Poking around on Cosma Shalizi's website, I found this long, somewhat technical argument for why the general intelligence factor, g, doesn't exist.

The main thrust is that g is an artifact of hierarchal factor analysis, and that whenever you have groups of variables that have positive correlations between them, a general factor will always appear that explains a fair amount of the variance, whether it a actually exists or not.

I'm not convinced, mainly because it strikes me as unlikely that an error of this type would persist for so long, and that even his conception of intelligence as a large number of separate abilities would need some sort of high level selection and sequencing function.
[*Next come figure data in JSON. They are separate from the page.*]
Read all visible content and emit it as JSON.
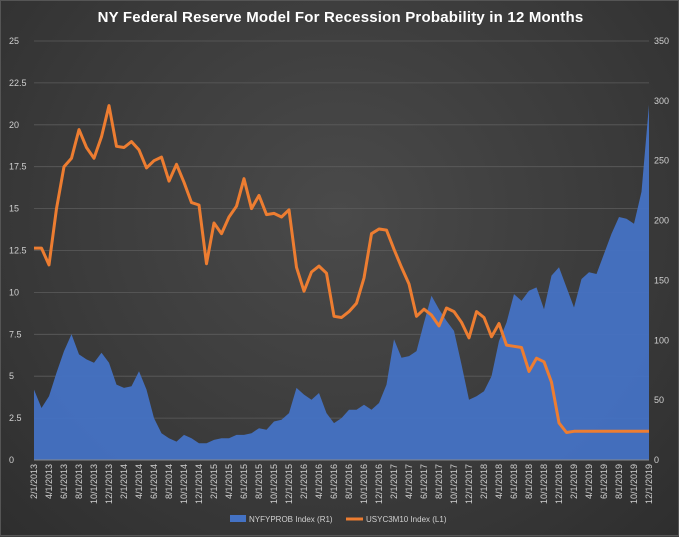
{
  "chart_data": {
    "type": "area+line",
    "title": "NY Federal Reserve Model For Recession Probability in 12 Months",
    "left_axis": {
      "ylim": [
        0,
        25
      ],
      "ticks": [
        "0",
        "2.5",
        "5",
        "7.5",
        "10",
        "12.5",
        "15",
        "17.5",
        "20",
        "22.5",
        "25"
      ]
    },
    "right_axis": {
      "ylim": [
        0,
        350
      ],
      "ticks": [
        "0",
        "50",
        "100",
        "150",
        "200",
        "250",
        "300",
        "350"
      ]
    },
    "x_ticks": [
      "2/1/2013",
      "4/1/2013",
      "6/1/2013",
      "8/1/2013",
      "10/1/2013",
      "12/1/2013",
      "2/1/2014",
      "4/1/2014",
      "6/1/2014",
      "8/1/2014",
      "10/1/2014",
      "12/1/2014",
      "2/1/2015",
      "4/1/2015",
      "6/1/2015",
      "8/1/2015",
      "10/1/2015",
      "12/1/2015",
      "2/1/2016",
      "4/1/2016",
      "6/1/2016",
      "8/1/2016",
      "10/1/2016",
      "12/1/2016",
      "2/1/2017",
      "4/1/2017",
      "6/1/2017",
      "8/1/2017",
      "10/1/2017",
      "12/1/2017",
      "2/1/2018",
      "4/1/2018",
      "6/1/2018",
      "8/1/2018",
      "10/1/2018",
      "12/1/2018",
      "2/1/2019",
      "4/1/2019",
      "6/1/2019",
      "8/1/2019",
      "10/1/2019",
      "12/1/2019"
    ],
    "grid": true,
    "legend_position": "bottom",
    "series": [
      {
        "name": "NYFYPROB Index  (R1)",
        "type": "area",
        "axis": "left",
        "color": "#4472c4",
        "values": [
          4.2,
          3.1,
          3.8,
          5.2,
          6.5,
          7.5,
          6.3,
          6.0,
          5.8,
          6.4,
          5.8,
          4.5,
          4.3,
          4.4,
          5.3,
          4.2,
          2.5,
          1.6,
          1.3,
          1.1,
          1.5,
          1.3,
          1.0,
          1.0,
          1.2,
          1.3,
          1.3,
          1.5,
          1.5,
          1.6,
          1.9,
          1.8,
          2.3,
          2.4,
          2.8,
          4.3,
          3.9,
          3.6,
          4.0,
          2.8,
          2.2,
          2.5,
          3.0,
          3.0,
          3.3,
          3.0,
          3.4,
          4.5,
          7.2,
          6.1,
          6.2,
          6.5,
          8.2,
          9.8,
          9.0,
          8.3,
          7.7,
          5.7,
          3.6,
          3.8,
          4.1,
          5.0,
          7.1,
          8.2,
          9.9,
          9.5,
          10.1,
          10.3,
          9.0,
          11.0,
          11.5,
          10.3,
          9.1,
          10.8,
          11.2,
          11.1,
          12.3,
          13.5,
          14.5,
          14.4,
          14.1,
          16.0,
          21.2
        ]
      },
      {
        "name": "USYC3M10 Index  (L1)",
        "type": "line",
        "axis": "right",
        "color": "#ed7d31",
        "values": [
          177,
          177,
          163,
          210,
          245,
          252,
          276,
          261,
          252,
          270,
          296,
          262,
          261,
          266,
          259,
          244,
          250,
          253,
          233,
          247,
          232,
          215,
          213,
          164,
          198,
          189,
          203,
          212,
          235,
          210,
          221,
          205,
          206,
          203,
          209,
          161,
          141,
          157,
          162,
          156,
          120,
          119,
          124,
          131,
          152,
          189,
          193,
          192,
          176,
          161,
          147,
          120,
          126,
          121,
          112,
          127,
          124,
          115,
          102,
          124,
          119,
          103,
          114,
          96,
          95,
          94,
          74,
          85,
          82,
          65,
          31,
          23,
          24,
          24,
          24,
          24,
          24,
          24,
          24,
          24,
          24,
          24,
          24
        ]
      }
    ]
  }
}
But neither of those are particularly compelling reasons for disagreement - can anyone more familiar with the psychological/statistical territory shed some light?

Comment author: hegemonicon 07 July 2010 02:54:46PM 10 points [-]

I pointed this out to my buddy who's a psychology doctoral student, his reply is below:

I don't know enough about g to say whether the people talking about it are falling prey to the general correlation between tests, but this phenomenon is pretty well-known to social science researchers.

I do know enough about CFA and EFA to tell you that this guy has an unreasonable boner for CFA. CFA doesn't test against truth, it tests against other models. Which means it only tells you whether the model you're looking at fits better than a comparator model. If that's a null model, that's not a particularly great line of analysis.

He pretty blatantly misrepresents this. And his criticisms of things like Big Five are pretty wild. Big Five, by its very nature, fits the correlations extremely well. The largest criticism of Big Five is that it's not theory-driven, but data-driven!

But my biggest beef has got to be him arguing that EFA is not a technique for determining causality. No shit. That is the very nature of EFA -- it's a technique for loading factors (which have no inherent "truth" to them by loading alone, and are highly subject to reification) in order to maximize variance explained. He doesn't need to argue this point for a million words. It's definitional.

So regardless of whether g exists or not, which I'm not really qualified to speak on, this guy is kind of a hugely misleading writer. MINUS FIVE SCIENCE POINTS TO HIM.